È stato in grado di mantenere il plasma ad altissima temperatura per un tempo di 20 secondi il Korea Superconducting Tokamak Advanced Research (KSTAR), definito anche come il sole artificiale coreano. Si tratta di un dispositivo di fusione grazie al quale i ricercatori hanno mantenuto costante per 20 secondi la temperatura del plasma a 100 milioni di gradi in un progetto congiunto realizzato con l’Università Nazionale di Seul (SNU) e con la Columbia University statunitense.

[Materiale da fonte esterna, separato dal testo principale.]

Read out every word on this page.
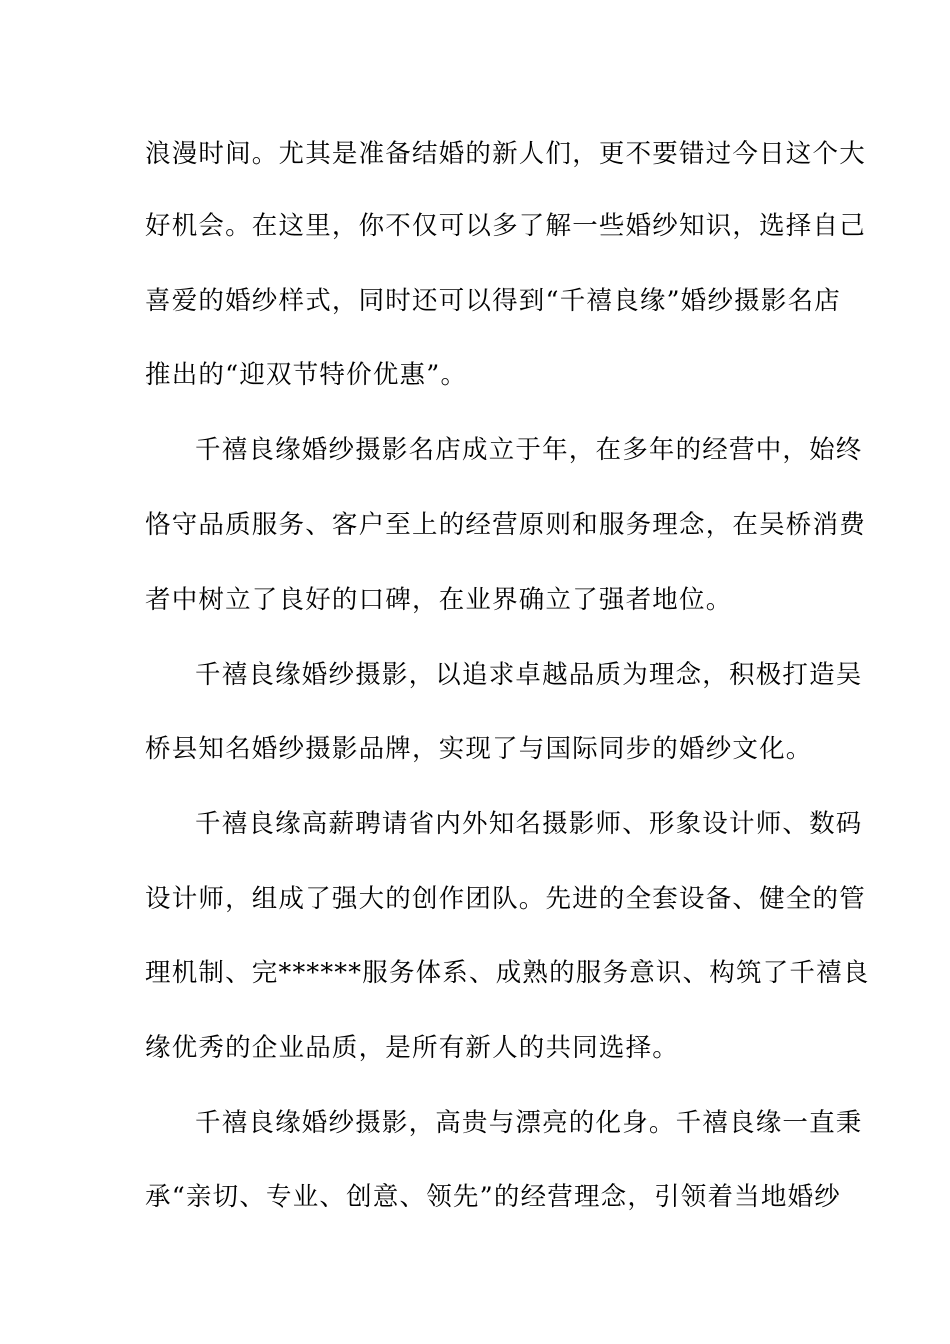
浪漫时间。尤其是准备结婚的新人们，更不要错过今日这个大
好机会。在这里，你不仅可以多了解一些婚纱知识，选择自己
喜爱的婚纱样式，同时还可以得到“千禧良缘”婚纱摄影名店
推出的“迎双节特价优惠”。
千禧良缘婚纱摄影名店成立于年，在多年的经营中，始终
恪守品质服务、客户至上的经营原则和服务理念，在吴桥消费
者中树立了良好的口碑，在业界确立了强者地位。
千禧良缘婚纱摄影，以追求卓越品质为理念，积极打造吴
桥县知名婚纱摄影品牌，实现了与国际同步的婚纱文化。
千禧良缘高薪聘请省内外知名摄影师、形象设计师、数码
设计师，组成了强大的创作团队。先进的全套设备、健全的管
理机制、完******服务体系、成熟的服务意识、构筑了千禧良
缘优秀的企业品质，是所有新人的共同选择。
千禧良缘婚纱摄影，高贵与漂亮的化身。千禧良缘一直秉
承“亲切、专业、创意、领先”的经营理念，引领着当地婚纱
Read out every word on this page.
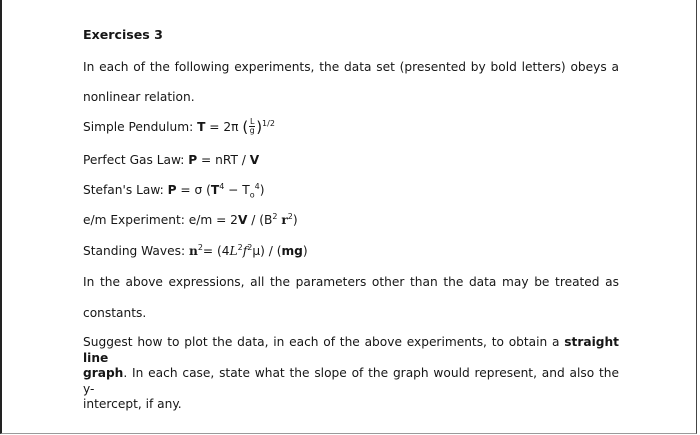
Exercises 3
In each of the following experiments, the data set (presented by bold letters) obeys a
nonlinear relation.
Simple Pendulum: T = 2π ( $\frac{L}{g} )^{1/2}$
Perfect Gas Law: P = nRT / V
Stefan's Law: P = σ $(T^4 - T_o^4)$
e/m Experiment: $e/m = 2V / (B^2$ $r^2$)
Standing Waves: $n^2= (4L^2f^2\mu) / (mg)$
In the above expressions, all the parameters other than the data may be treated as
constants.
Suggest how to plot the data, in each of the above experiments, to obtain a straight line
graph. In each case, state what the slope of the graph would represent, and also the y-
intercept, if any.
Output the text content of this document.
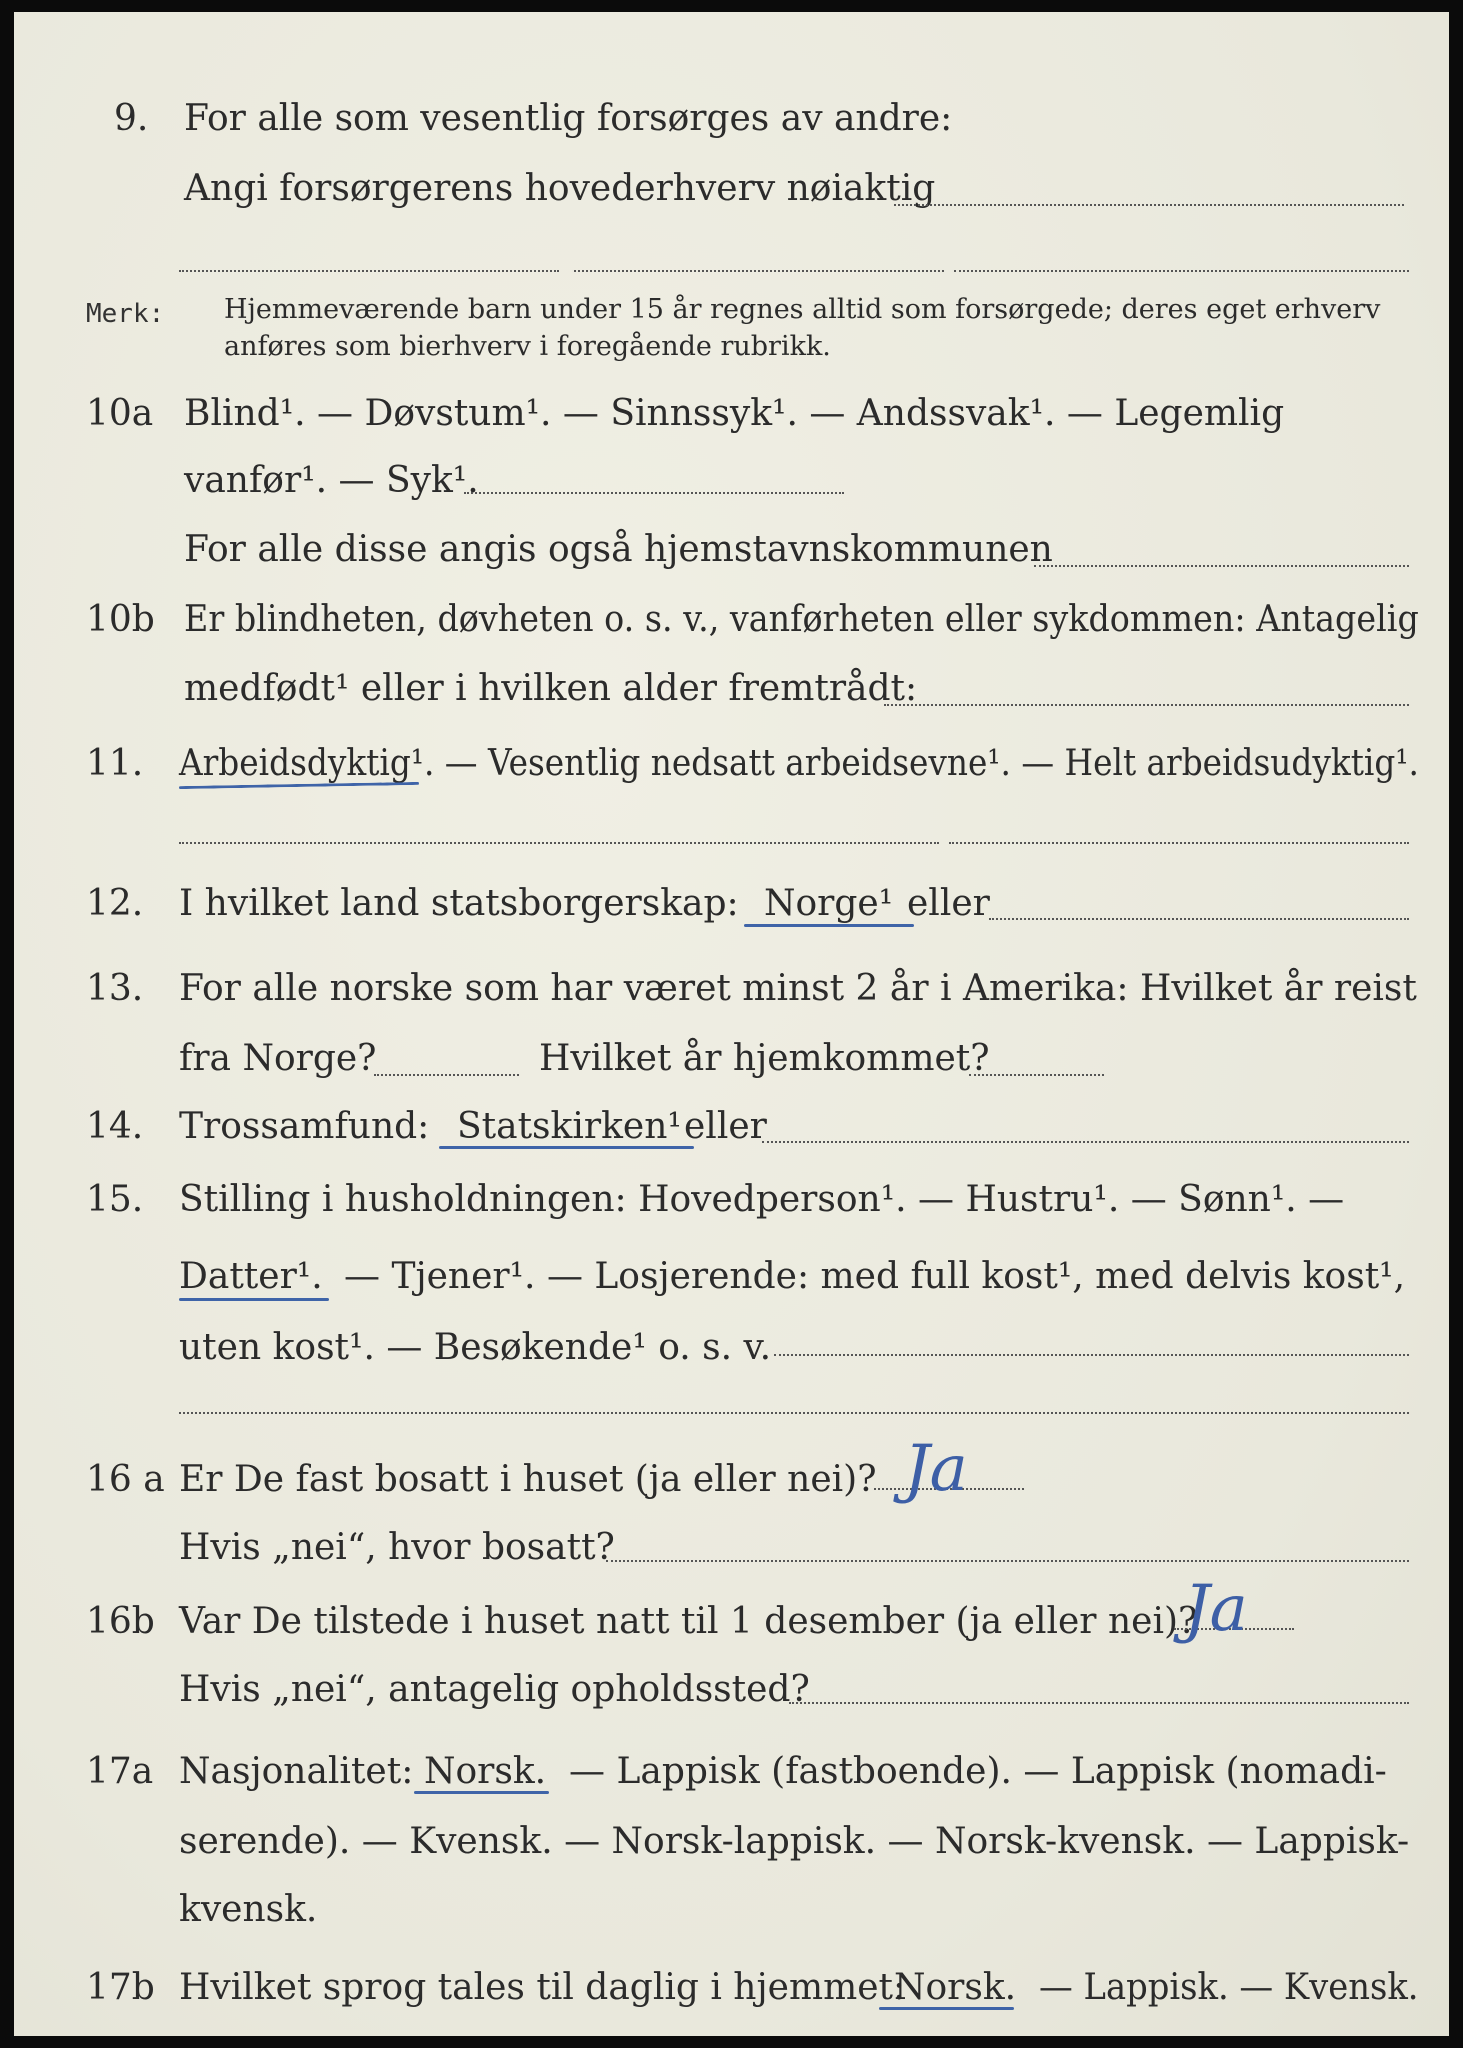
9. For alle som vesentlig forsørges av andre:

Angi forsørgerens hovederhverv nøiaktig

Merk: Hjemmeværende barn under 15 år regnes alltid som forsørgede; deres eget erhverv

anføres som bierhverv i foregående rubrikk.

10a Blind¹. — Døvstum¹. — Sinnssyk¹. — Andssvak¹. — Legemlig

vanfør¹. — Syk¹.

For alle disse angis også hjemstavnskommunen

10b Er blindheten, døvheten o. s. v., vanførheten eller sykdommen: Antagelig

medfødt¹ eller i hvilken alder fremtrådt:

11. Arbeidsdyktig¹. — Vesentlig nedsatt arbeidsevne¹. — Helt arbeidsudyktig¹.

12. I hvilket land statsborgerskap: Norge¹ eller

13. For alle norske som har været minst 2 år i Amerika: Hvilket år reist

fra Norge?	Hvilket år hjemkommet?

14. Trossamfund: Statskirken¹ eller

15. Stilling i husholdningen: Hovedperson¹. — Hustru¹. — Sønn¹. —

Datter¹. — Tjener¹. — Losjerende: med full kost¹, med delvis kost¹,

uten kost¹. — Besøkende¹ o. s. v.

16 a Er De fast bosatt i huset (ja eller nei)? Ja

Hvis „nei“, hvor bosatt?

16b Var De tilstede i huset natt til 1 desember (ja eller nei)?

Ja

Hvis „nei“, antagelig opholdssted?

17a Nasjonalitet: Norsk. — Lappisk (fastboende). — Lappisk (nomadi-

serende). — Kvensk. — Norsk-lappisk. — Norsk-kvensk. — Lappisk-

kvensk.

17b Hvilket sprog tales til daglig i hjemmet:

Norsk. — Lappisk. — Kvensk.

Questo risultato supera il precedente record di 8 secondi, raggiunto dallo stesso KSTAR nel 2019. Il dispositivo intende ricreare quelle reazioni di fusione che si svolgono all’interno del Sole andando a creare un plasma con gli ioni e gli elettroni che si separano e con gli ioni che vengono riscaldati a temperature altissime.
“Le tecnologie necessarie per lunghe operazioni di 100 milioni di plasma sono la chiave per la realizzazione dell’energia di fusione e il successo del KSTAR nel mantenere il plasma ad alta temperatura per 20 secondi sarà un importante punto di svolta nella corsa per garantire le tecnologie per la lunga operazione al plasma ad alte prestazioni, una componente fondamentale di un reattore nucleare a fusione commerciale in futuro”, spiega Si-Woo Yoon, un responsabile dello KSTAR Research Center.

Secondo Yong-Su Na, professore del Dipartimento di ingegneria nucleare della SNU ed altro responsabile del progetto, questi risultati potrebbero portare a nuove forme di sfruttamento dell’energia derivante dalla fusione nucleare. L’obiettivo principale è ora quello di raggiungere una temperatura degli ioni di 100 milioni di gradi per almeno 300 secondi, un risultato che gli stessi ricercatori intendono raggiungere entro il 2025.